Family Planning is not inherently bad, in the sense that it empowers people or a group of people to make conscientious decisions around the size of their families.
However, it is important to recognize that family planning was born out of eugenics and the Indian Government’s methods of family planning have always been a shade away from eugenics.
Eugenics, to be explained simply, is the idea that the human species can be improved by ensuring that people with “desirable” traits mate while others don’t. The aim is to breed out undesirable traits. Eugenics is an idea engulfed in racism, ableism, elitism, and sexism. It was one of the main ideological tools for nazis and fascists. Historically, family planning in the west in the early 20th century was born out of the study of eugenics.
The family planning programmes that the Indian government has pursued throughout its Independent history may not be classified as eugenics, but are clearly and blatantly anti-poor and hence, classist.
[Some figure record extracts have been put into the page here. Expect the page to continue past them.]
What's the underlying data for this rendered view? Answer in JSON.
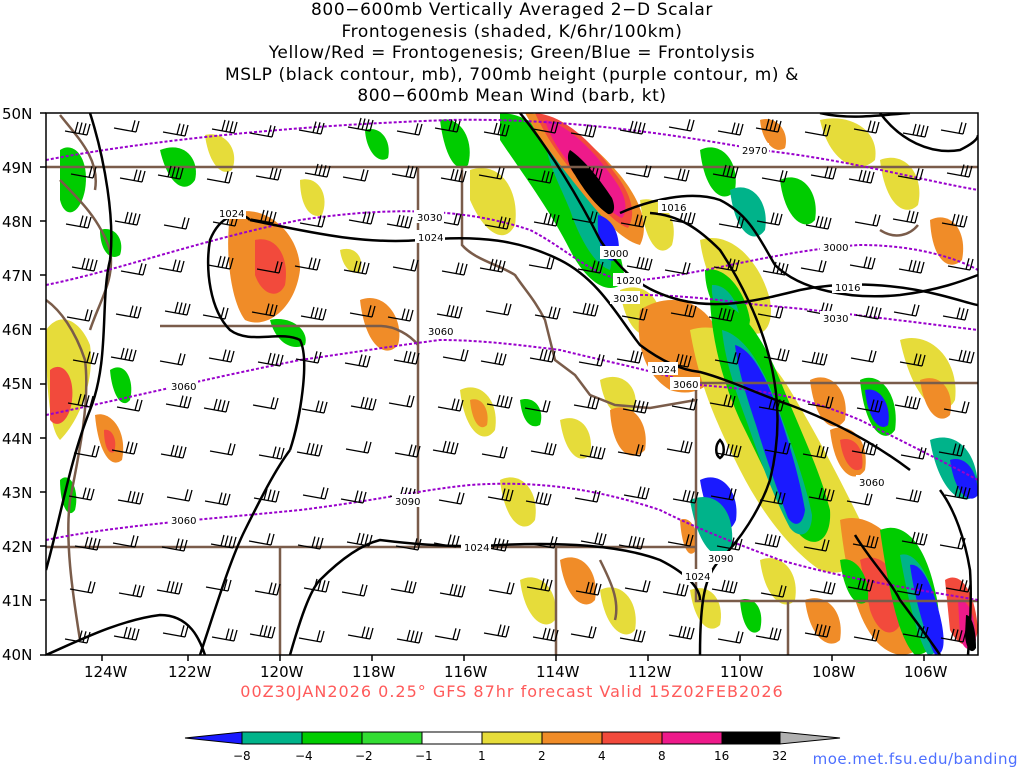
{
  "title": {
    "lines": [
      "800−600mb Vertically Averaged 2−D Scalar",
      "Frontogenesis (shaded, K/6hr/100km)",
      "Yellow/Red = Frontogenesis;  Green/Blue = Frontolysis",
      "MSLP (black contour, mb), 700mb height (purple contour, m) &",
      "800−600mb Mean Wind (barb, kt)"
    ]
  },
  "map": {
    "lat_labels": [
      "50N",
      "49N",
      "48N",
      "47N",
      "46N",
      "45N",
      "44N",
      "43N",
      "42N",
      "41N",
      "40N"
    ],
    "lon_labels": [
      "124W",
      "122W",
      "120W",
      "118W",
      "116W",
      "114W",
      "112W",
      "110W",
      "108W",
      "106W"
    ],
    "mslp_labels": [
      "1024",
      "1024",
      "1016",
      "1016",
      "1020",
      "1024",
      "1024",
      "1024"
    ],
    "height_labels": [
      "2970",
      "3030",
      "3000",
      "3000",
      "3030",
      "3030",
      "3060",
      "3060",
      "3060",
      "3060",
      "3090",
      "3090",
      "3060"
    ],
    "colors": {
      "shade_blue": "#1a1aff",
      "shade_teal": "#00b38a",
      "shade_green": "#00cc00",
      "shade_lightgreen": "#33dd33",
      "shade_yellow": "#e6dc3a",
      "shade_orange": "#f08c28",
      "shade_red": "#f24a3c",
      "shade_magenta": "#ee1a8a",
      "shade_black": "#000000",
      "mslp_contour": "#000000",
      "height_contour": "#9900cc",
      "borders": "#7a5c4a"
    }
  },
  "subtitle": "00Z30JAN2026 0.25° GFS 87hr forecast Valid 15Z02FEB2026",
  "colorbar": {
    "labels": [
      "−8",
      "−4",
      "−2",
      "−1",
      "1",
      "2",
      "4",
      "8",
      "16",
      "32"
    ],
    "colors": [
      "#1a1aff",
      "#00b38a",
      "#00cc00",
      "#33dd33",
      "#ffffff",
      "#e6dc3a",
      "#f08c28",
      "#f24a3c",
      "#ee1a8a",
      "#000000",
      "#b0b0b0"
    ]
  },
  "credit": "moe.met.fsu.edu/banding"
}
The crux of India’s family planning has been focussed around sterilization, the brunt being faced by marginalized women in modern India.
During the Emergency, Sanjay Gandhi’s forced sterilizations targetted the poor, picking them up from public places and forcing them to get sterilized in the name of family planning. Government employees were instructed to fill sterilization targets (a practice that remains to this day), with people being picked up from trains, villages, and slums.
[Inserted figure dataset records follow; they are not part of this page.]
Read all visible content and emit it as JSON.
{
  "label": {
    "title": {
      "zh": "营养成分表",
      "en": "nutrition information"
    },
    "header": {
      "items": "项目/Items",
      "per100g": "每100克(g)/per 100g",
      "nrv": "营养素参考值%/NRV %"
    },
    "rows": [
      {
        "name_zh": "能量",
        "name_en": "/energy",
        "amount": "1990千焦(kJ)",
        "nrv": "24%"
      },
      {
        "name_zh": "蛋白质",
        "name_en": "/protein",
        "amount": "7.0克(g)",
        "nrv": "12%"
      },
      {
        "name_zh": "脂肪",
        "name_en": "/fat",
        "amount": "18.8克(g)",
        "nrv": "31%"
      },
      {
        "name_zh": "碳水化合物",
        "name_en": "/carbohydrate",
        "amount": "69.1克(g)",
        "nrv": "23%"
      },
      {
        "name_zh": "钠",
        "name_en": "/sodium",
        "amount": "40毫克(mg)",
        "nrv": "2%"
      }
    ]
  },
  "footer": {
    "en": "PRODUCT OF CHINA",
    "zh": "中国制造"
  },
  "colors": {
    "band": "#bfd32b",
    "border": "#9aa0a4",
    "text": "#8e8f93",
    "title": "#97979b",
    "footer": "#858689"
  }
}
6.2 million men were sterilized in 1976 alone.
This played a major role in fostering mistrust among working-class men towards the procedure, along with myths and misinformation about the procedure’s effects on their “masculinity”. What this has led to is the brunt of sterilizations being forced on women.
Between 2017 and 2018, 93.1% of sterilization procedures were performed on women. While some may be voluntary, many in rural and poverty-stricken areas were motivated by incentives offered by the government for families to get sterilized, with husbands forcing their wives to get a hysterectomy instead of getting a vasectomy themselves.
With the government pushing sterilization on the poor, and women being forced to bear the brunt of these operations, many issues arise. The first being that a vasectomy for men is a 15-minute procedure which is relatively simple, while tubal litigation for women is much more dangerous, and requires a completely sterilized environment.
Poor and marginalized women are also often tricked by government officials to take this procedure who are looking to fulfil their quota of people incentivized to be sterilized.
In 2014, 11 women died and 62 more were hospitalized after being paid to be sterilized in Bilaspur, Chhattisgarh. Women are often made to go through this procedure without understanding its consequences and the safety protocols in place.
When speaking about the Bilaspur Tragedy, Yogesh Jain, a hospital director speaking to the Pulitzer Center said that this was a tragedy waiting to happen and women were viewed as no more than a “uterus and a pair of hands”.
Before 2014, it was found out that the Chattisgarh government spent 20 times more on the incentive than the procedure itself.
While the ‘camp’ method of sterilization family planning was banned, incentivizing the poor to get sterilized in India is anti-poor and anti-women in the Indian context. Family planning should be about awareness instead of coercion, showing the working class the benefits of family planning instead of offering incentives that many need to get this procedure.
Indian family planning has always had an element of coercion in them, from Sanjay Gandhi to the modern-day.
3 in 8 Indian men believe sterilization is the woman’s responsibility. This is yet another example of patriarchy creeping into an already classist family planning program.
Placing contraception as the woman’s burden when it is much more dangerous for women than men, in terms of side-effects and complexities during the operation itself.
The proposed two-children draft population policy in Uttar Pradesh is yet another example where anti-poor and patriarchal ideas intermesh in India’s “family planning”. The poor who need government resources and jobs will be deprived because of their family size, while not being made aware of family planning itself. Many have predicted that female foeticide rates would also increase throughout the state as many in Indian patriarchal society would prefer two male children over female children.
Family planning in India is still firmly attached to its eugenic history from the Colonizing West, attacking the poor and marginalized while the upper-class does not face or is even aware of these measures in their personal lives.
If family planning has to be successful, neither forced nor deceitful sterilizations will work as proved by Peru, nor will X-child policies forcing family planning, as in China.